The Surface Ocean – Lower Atmosphere Study (SOLAS), with its international project office located in Kiel, is a research initiative comprising of over 1600 scientists in 75 countries. SOLAS was designed to study the biogeochemical interactions between the air and sea, which are important to understand how these two components of the Earth system influence global environmental and climate changes. At its inception, ocean and atmospheric scientists often did not work together, so SOLAS created a mechanism to build scientific capacity round this interface.
The 7th SOLAS summer school
Following the format of the previous six schools, the 2018 edition of the school will bring together 70 early career scientists from 23 countries with world-leading international scientists, for a mix of plenary lectures and hands-on practical workshops in small groups (http://www.solas-int.org/solas-summer-school-18.html). The aim of the summer school is to offer young scientists who have research interests in air-sea interactions, including biogeochemical and physical processes and feedbacks, the opportunity to expand their knowledge in all aspects of SOLAS science and to create and strengthen future collaborations with SOLAS scientists from around the world. Participants will thus be able to network with students and early career scientists from all over the world, thereby promoting marine research and exchange of scientific information.

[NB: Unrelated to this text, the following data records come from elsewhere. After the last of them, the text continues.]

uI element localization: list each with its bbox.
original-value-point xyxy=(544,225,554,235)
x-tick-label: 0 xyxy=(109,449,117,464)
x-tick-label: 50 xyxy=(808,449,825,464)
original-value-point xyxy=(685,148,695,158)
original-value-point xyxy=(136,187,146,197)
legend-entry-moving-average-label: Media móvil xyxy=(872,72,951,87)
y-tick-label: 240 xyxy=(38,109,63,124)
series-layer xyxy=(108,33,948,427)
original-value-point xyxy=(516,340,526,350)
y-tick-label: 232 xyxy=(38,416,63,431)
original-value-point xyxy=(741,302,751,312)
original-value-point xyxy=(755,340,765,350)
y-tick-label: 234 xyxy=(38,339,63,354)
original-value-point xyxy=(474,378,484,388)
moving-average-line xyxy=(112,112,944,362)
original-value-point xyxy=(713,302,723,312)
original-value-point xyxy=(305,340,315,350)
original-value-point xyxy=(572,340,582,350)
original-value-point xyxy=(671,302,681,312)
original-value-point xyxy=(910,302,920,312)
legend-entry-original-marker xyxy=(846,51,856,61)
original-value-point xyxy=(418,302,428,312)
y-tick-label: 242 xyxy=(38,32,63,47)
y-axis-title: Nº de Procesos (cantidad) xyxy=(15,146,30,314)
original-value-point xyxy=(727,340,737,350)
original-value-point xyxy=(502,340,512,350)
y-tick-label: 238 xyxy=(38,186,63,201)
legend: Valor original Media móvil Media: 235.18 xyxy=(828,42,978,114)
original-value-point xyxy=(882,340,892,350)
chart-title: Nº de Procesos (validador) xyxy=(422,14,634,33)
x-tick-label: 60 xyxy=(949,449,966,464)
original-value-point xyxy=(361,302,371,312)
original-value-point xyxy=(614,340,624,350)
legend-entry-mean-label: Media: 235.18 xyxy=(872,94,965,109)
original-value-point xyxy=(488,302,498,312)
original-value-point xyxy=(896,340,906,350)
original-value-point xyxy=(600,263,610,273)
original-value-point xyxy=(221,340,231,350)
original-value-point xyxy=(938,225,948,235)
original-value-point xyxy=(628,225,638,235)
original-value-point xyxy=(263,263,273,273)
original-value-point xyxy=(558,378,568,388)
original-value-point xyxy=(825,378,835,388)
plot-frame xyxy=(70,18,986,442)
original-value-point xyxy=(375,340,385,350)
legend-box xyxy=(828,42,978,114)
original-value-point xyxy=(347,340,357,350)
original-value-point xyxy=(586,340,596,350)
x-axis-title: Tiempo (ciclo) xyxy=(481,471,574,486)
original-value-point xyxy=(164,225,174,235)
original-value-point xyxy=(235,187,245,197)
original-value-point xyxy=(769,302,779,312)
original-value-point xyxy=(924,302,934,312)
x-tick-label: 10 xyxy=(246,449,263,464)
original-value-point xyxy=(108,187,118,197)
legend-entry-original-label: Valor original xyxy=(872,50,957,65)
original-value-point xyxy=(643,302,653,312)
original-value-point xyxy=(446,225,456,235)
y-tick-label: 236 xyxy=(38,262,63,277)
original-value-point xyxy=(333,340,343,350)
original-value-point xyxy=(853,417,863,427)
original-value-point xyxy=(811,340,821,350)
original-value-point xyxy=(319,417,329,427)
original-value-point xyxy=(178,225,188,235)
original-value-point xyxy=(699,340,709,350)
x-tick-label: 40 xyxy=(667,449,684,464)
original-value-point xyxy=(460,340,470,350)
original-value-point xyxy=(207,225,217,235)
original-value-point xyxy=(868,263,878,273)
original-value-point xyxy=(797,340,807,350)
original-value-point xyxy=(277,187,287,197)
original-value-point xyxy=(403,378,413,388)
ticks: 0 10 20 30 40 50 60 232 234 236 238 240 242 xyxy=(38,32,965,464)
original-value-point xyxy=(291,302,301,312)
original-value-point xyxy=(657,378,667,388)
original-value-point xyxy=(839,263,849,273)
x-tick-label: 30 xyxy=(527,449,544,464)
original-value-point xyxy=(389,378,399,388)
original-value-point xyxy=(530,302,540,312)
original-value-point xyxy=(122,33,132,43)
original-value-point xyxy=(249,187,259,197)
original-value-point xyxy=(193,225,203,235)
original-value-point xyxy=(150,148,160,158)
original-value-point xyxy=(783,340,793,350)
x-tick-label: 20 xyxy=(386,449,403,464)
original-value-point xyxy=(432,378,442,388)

The lectures will cover all the relevant aspects of air-sea exchange science, including an introduction to SOLAS; introductions to ocean and atmospheric physics, chemistry, and biology; ocean and atmosphere modelling; global greenhouse gas cycles; climate change and variability; atmospheric deposition and ocean biogeochemistry; ocean biogeochemical control on atmospheric chemistry; interconnections between aerosols, clouds, and marine systems; geoengineering; air-water gas exchange; remote sensing; time-series observations; the sea-surface microlayer; SOLAS science and society; and processes in polar oceans, upwelling systems, and the coastal zone. In addition to the keynote lectures, there are topical sessions covering issues such as ‘scientists and the press’ and ‘scientific ethics’.
During the hands-on practical workshops, participants are introduced to techniques used in atmospheric chemistry, modelling, gas exchange, laboratory work and cruise work on a small research vessel. The science communication workshop ‘oral and written communication’, which is mandatory, gives the students guidance and constructive criticism on presenting their research via posters, manuscripts and oral presentations.